Il legame con la città di Sora è di lunga data. Già nel 2016, Serapiglia aveva misurato il proprio impegno civile candidandosi al consiglio comunale, un’esperienza che gli ha permesso di comprendere le aspettative dei cittadini e le difficoltà di chi opera ogni giorno per il bene della cosa pubblica. Questo trascorso contribuisce a definire un profilo che unisce la competenza tecnica alla consapevolezza politica, elementi ritenuti necessari per affrontare le sfide che attendono la segreteria nel prossimo futuro.

le prospettive per la segreteria comunale

Accogliendo l’incarico, Marco Serapiglia ha voluto sottolineare il senso di responsabilità richiesto dal nuovo ruolo. La gestione di una segreteria, seppur a carattere temporaneo, richiede una capacità di sintesi e di risoluzione dei conflitti che solo anni di esperienza nel settore possono garantire. Nelle sue dichiarazioni, il neo responsabile ha ringraziato i vertici di Evoluzione e Libertà, chiarendo che l’obiettivo prioritario resta quello di ascoltare le istanze che provengono dalla comunità locale. Il lavoro si concentrerà sulla ricerca di risposte concrete, puntando su una maggiore efficienza nelle risposte ai cittadini e su una gestione oculata delle risorse all’interno dell’ente.

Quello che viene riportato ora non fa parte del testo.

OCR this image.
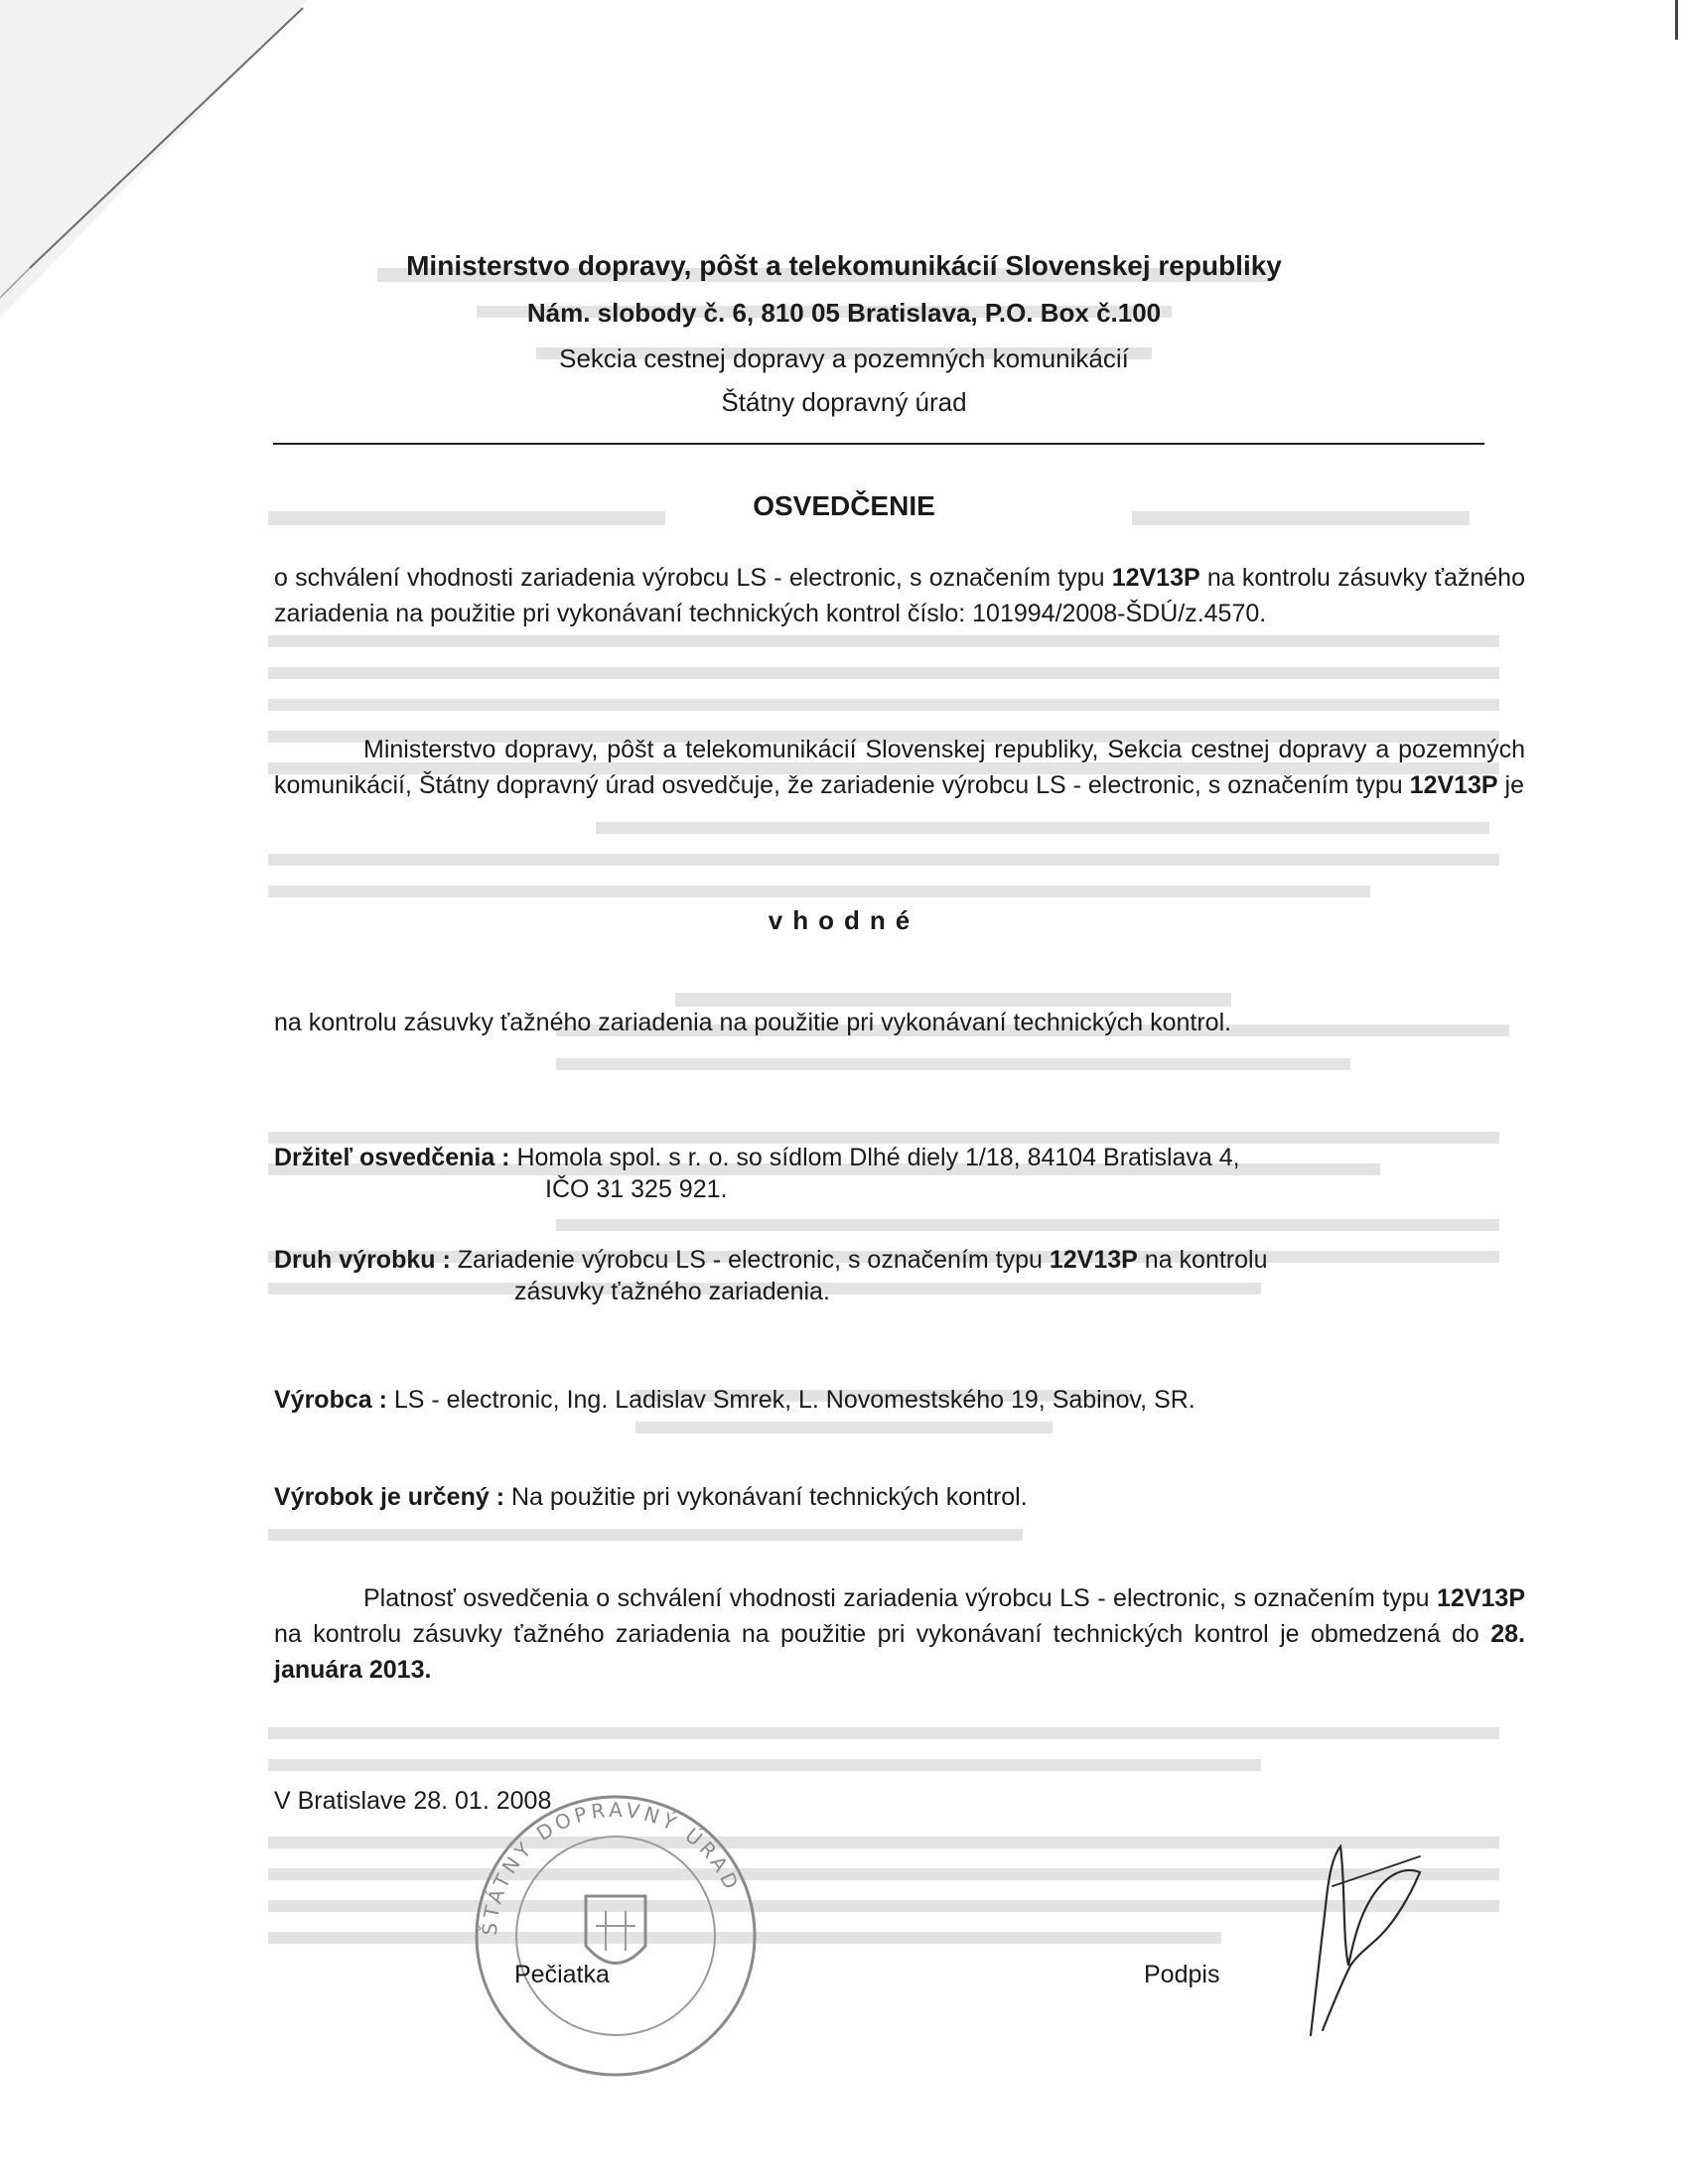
Ministerstvo dopravy, pôšt a telekomunikácií Slovenskej republiky
Nám. slobody č. 6, 810 05 Bratislava, P.O. Box č.100
Sekcia cestnej dopravy a pozemných komunikácií
Štátny dopravný úrad
OSVEDČENIE
o schválení vhodnosti zariadenia výrobcu LS - electronic, s označením typu 12V13P na kontrolu zásuvky ťažného zariadenia na použitie pri vykonávaní technických kontrol číslo: 101994/2008-ŠDÚ/z.4570.
Ministerstvo dopravy, pôšt a telekomunikácií Slovenskej republiky, Sekcia cestnej dopravy a pozemných komunikácií, Štátny dopravný úrad osvedčuje, že zariadenie výrobcu LS - electronic, s označením typu 12V13P je
vhodné
na kontrolu zásuvky ťažného zariadenia na použitie pri vykonávaní technických kontrol.
Držiteľ osvedčenia : Homola spol. s r. o. so sídlom Dlhé diely 1/18, 84104 Bratislava 4,
IČO 31 325 921.
Druh výrobku : Zariadenie výrobcu LS - electronic, s označením typu 12V13P na kontrolu
zásuvky ťažného zariadenia.
Výrobca : LS - electronic, Ing. Ladislav Smrek, L. Novomestského 19, Sabinov, SR.
Výrobok je určený : Na použitie pri vykonávaní technických kontrol.
Platnosť osvedčenia o schválení vhodnosti zariadenia výrobcu LS - electronic, s označením typu 12V13P na kontrolu zásuvky ťažného zariadenia na použitie pri vykonávaní technických kontrol je obmedzená do 28. januára 2013.
V Bratislave 28. 01. 2008
ŠTÁTNY DOPRAVNÝ ÚRAD
Pečiatka	Podpis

La sfida immediata sarà quella di armonizzare le diverse attività del partito con le esigenze del Comune di Sora, cercando di trasformare le linee programmatiche in azioni amministrative leggibili e misurabili. In un momento in cui gli enti locali sono chiamati a standard di efficacia sempre più elevati, la presenza di figure con solida esperienza di coordinamento è considerata dai vertici di Evoluzione e Libertà una condizione essenziale per non disperdere le progettualità già avviate e per promuovere nuove iniziative di sviluppo.